Which BED file should I use?

  • target vs. bait BED files: For hybrid capture, the targeted regions (or “primary targets”) are the genomic regions your capture kit attempts to ensure are well covered, e.g. exons of genes of interest. The baited regions (or “capture targets”) are the genomic regions your kit actually captures, usually including about 50bp flanking either side of each target. Give CNVkit the bait/capture BED file, not the primary targets.
  • For Whole-Genome Sequencing (WGS), use the batch --method wgs option and optionally give the genome’s “access” file – if not given, it will be calculated from the genome sequence FASTA file.
  • For Targeted Amplicon Sequencing (TAS), use the batch --method amplicon option and give the target BED file.

Next steps

You can reuse the reference file you’ve previously constructed to extract copy number information from additional tumor sample BAM files, without repeating the steps above. Assuming the new tumor samples share the suffix “Tumor.bam” (and let’s also spread the workload across all available CPUs with the -p option, and generate some figures):

cnvkit.py batch *Tumor.bam -r my_reference.cnn -p 0 --scatter --diagram -d example4/

The coordinates of the target and antitarget bins, the gene names for the targets, and the GC and RepeatMasker information for bias corrections are automatically extracted from the reference .cnn file you’ve built.

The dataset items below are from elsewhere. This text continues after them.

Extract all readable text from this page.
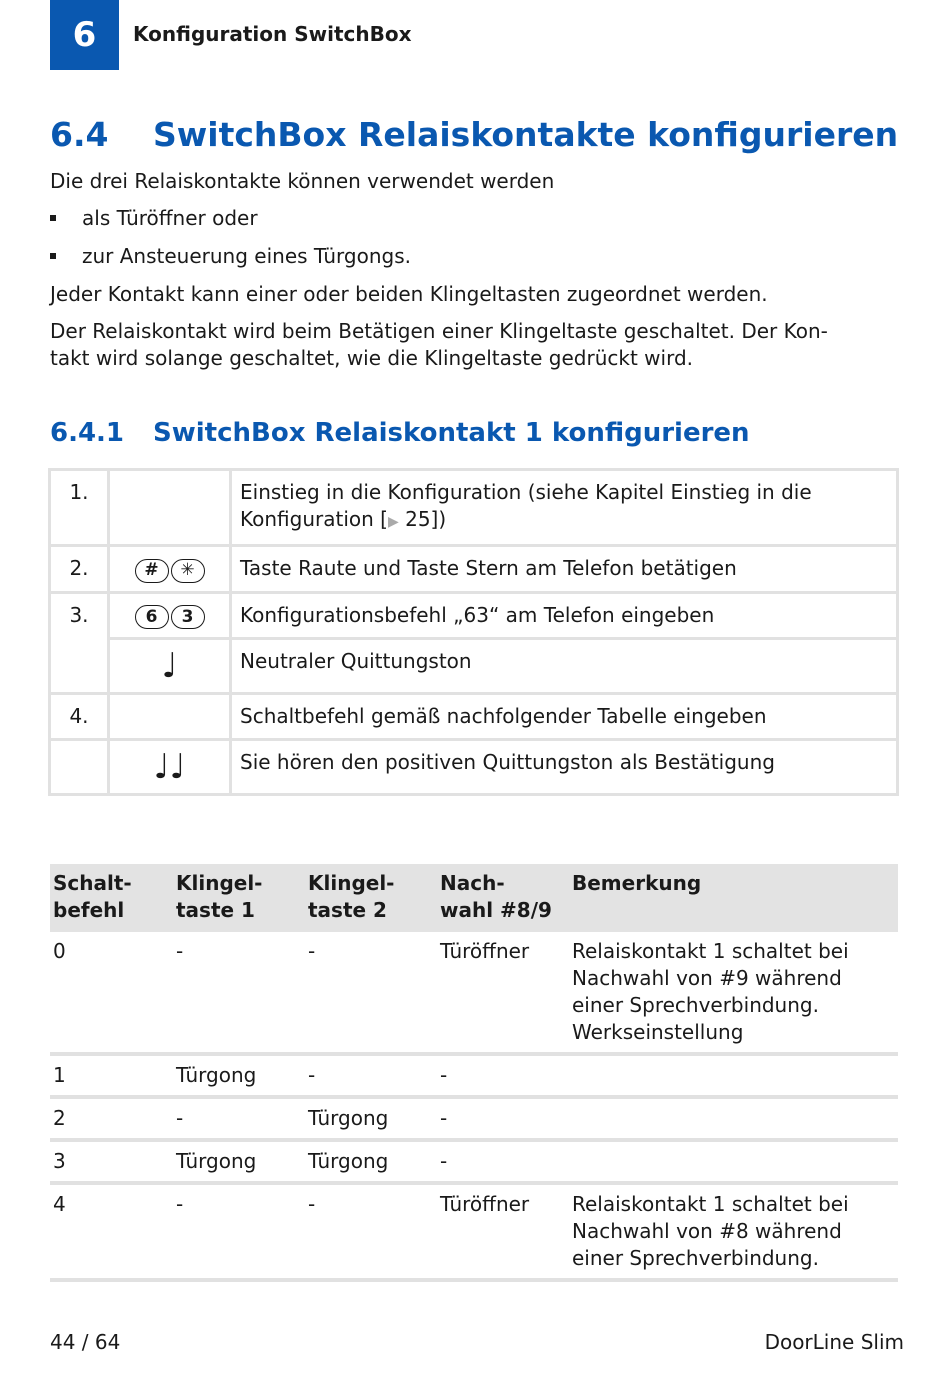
6 Konfiguration SwitchBox
6.4 SwitchBox Relaiskontakte konfigurieren

Die drei Relaiskontakte können verwendet werden

als Türöffner oder
zur Ansteuerung eines Türgongs.

Jeder Kontakt kann einer oder beiden Klingeltasten zugeordnet werden.

Der Relaiskontakt wird beim Betätigen einer Klingeltaste geschaltet. Der Kon-
takt wird solange geschaltet, wie die Klingeltaste gedrückt wird.

6.4.1 SwitchBox Relaiskontakt 1 konfigurieren
1.		Einstieg in die Konfiguration (siehe Kapitel Einstieg in die
Konfiguration [▶ 25])
2.	# ✳	Taste Raute und Taste Stern am Telefon betätigen
3.	6 3	Konfigurationsbefehl „63“ am Telefon eingeben
	♩	Neutraler Quittungston
4.		Schaltbefehl gemäß nachfolgender Tabelle eingeben
	♩♩	Sie hören den positiven Quittungston als Bestätigung
Schalt-
befehl	Klingel-
taste 1	Klingel-
taste 2	Nach-
wahl #8/9	Bemerkung
0	-	-	Türöffner	Relaiskontakt 1 schaltet bei
Nachwahl von #9 während
einer Sprechverbindung.
Werkseinstellung
1	Türgong	-	-	
2	-	Türgong	-	
3	Türgong	Türgong	-	
4	-	-	Türöffner	Relaiskontakt 1 schaltet bei
Nachwahl von #8 während
einer Sprechverbindung.
44 / 64	DoorLine Slim
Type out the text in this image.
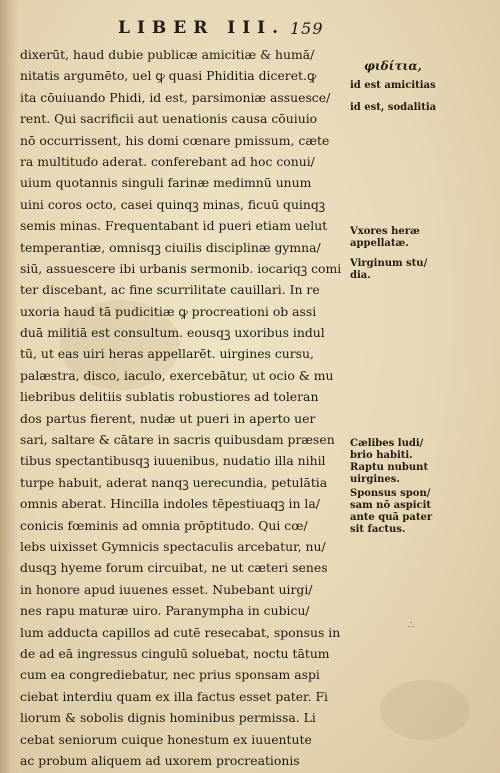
LIBER III. 159
dixerūt, haud dubie publicæ amicitiæ & humā/
nitatis argumēto, uel ꝙ quasi Phiditia diceret.ꝙ
ita cōuiuando Phidi, id est, parsimoniæ assuesce/
rent. Qui sacrificii aut uenationis causa cōuiuio
nō occurrissent, his domi cœnare pmissum, cæte
ra multitudo aderat. conferebant ad hoc conui/
uium quotannis singuli farinæ medimnū unum
uini coros octo, casei quinqꝫ minas, ficuū quinqꝫ
semis minas. Frequentabant id pueri etiam uelut
temperantiæ, omnisqꝫ ciuilis disciplinæ gymna/
siū, assuescere ibi urbanis sermonib. iocariqꝫ comi
ter discebant, ac fine scurrilitate cauillari. In re
uxoria haud tā pudicitiæ ꝙ procreationi ob assi
duā militiā est consultum. eousqꝫ uxoribus indul
tū, ut eas uiri heras appellarēt. uirgines cursu,
palæstra, disco, iaculo, exercebātur, ut ocio & mu
liebribus delitiis sublatis robustiores ad toleran
dos partus fierent, nudæ ut pueri in aperto uer
sari, saltare & cātare in sacris quibusdam præsen
tibus spectantibusqꝫ iuuenibus, nudatio illa nihil
turpe habuit, aderat nanqꝫ uerecundia, petulātia
omnis aberat. Hincilla indoles tēpestiuaqꝫ in la/
conicis fœminis ad omnia prōptitudo. Qui cœ/
lebs uixisset Gymnicis spectaculis arcebatur, nu/
dusqꝫ hyeme forum circuibat, ne ut cæteri senes
in honore apud iuuenes esset. Nubebant uirgi/
nes rapu maturæ uiro. Paranympha in cubicu/
lum adducta capillos ad cutē resecabat, sponsus in
de ad eā ingressus cingulū soluebat, noctu tātum
cum ea congrediebatur, nec prius sponsam aspi
ciebat interdiu quam ex illa factus esset pater. Fi
liorum & sobolis dignis hominibus permissa. Li
cebat seniorum cuique honestum ex iuuentute
ac probum aliquem ad uxorem procreationis
φιδίτια,
id est amicitias
id est, sodalitia
Vxores heræ
appellatæ.
Virginum stu/
dia.
Cælibes ludi/
brio habiti.
Raptu nubunt
uirgines.
Sponsus spon/
sam nō aspicit
ante quā pater
sit factus.
∴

Now, starting a project from scratch, you could follow any of these approaches:

  • Run batch as above with all tumor/test and normal/control samples specified as they are, and hope for the best. (This should usually work fine.)

  • For the careful: Run batch with just the normal samples specified as normal, yielding coverage .cnn files and a pooled reference. Inspect the coverages of all samples with the metrics command, eliminating any poor-quality samples and choosing a larger or smaller antitarget bin size if necessary. Build an updated pooled reference using batch or coverage and reference (see Copy number calling pipeline), coordinating your work in a Makefile, Rakefile, or similar build tool.

  • For the power user: Run batch with all samples specified as tumor samples, using -n by itself to build a flat reference, yielding coverages, copy ratios, segments and optionally plots for all samples, both tumor and normal. Inspect the “rough draft” outputs and determine an appropriate strategy to build and use a pooled reference to re-analyze the samples – ideally coordinated with a build tool as above.

  • Use a framework like bcbio-nextgen to coordinate the complete sequencing data analysis pipeline.

See the command-line usage pages for additional visualization, reporting and import/export commands in CNVkit.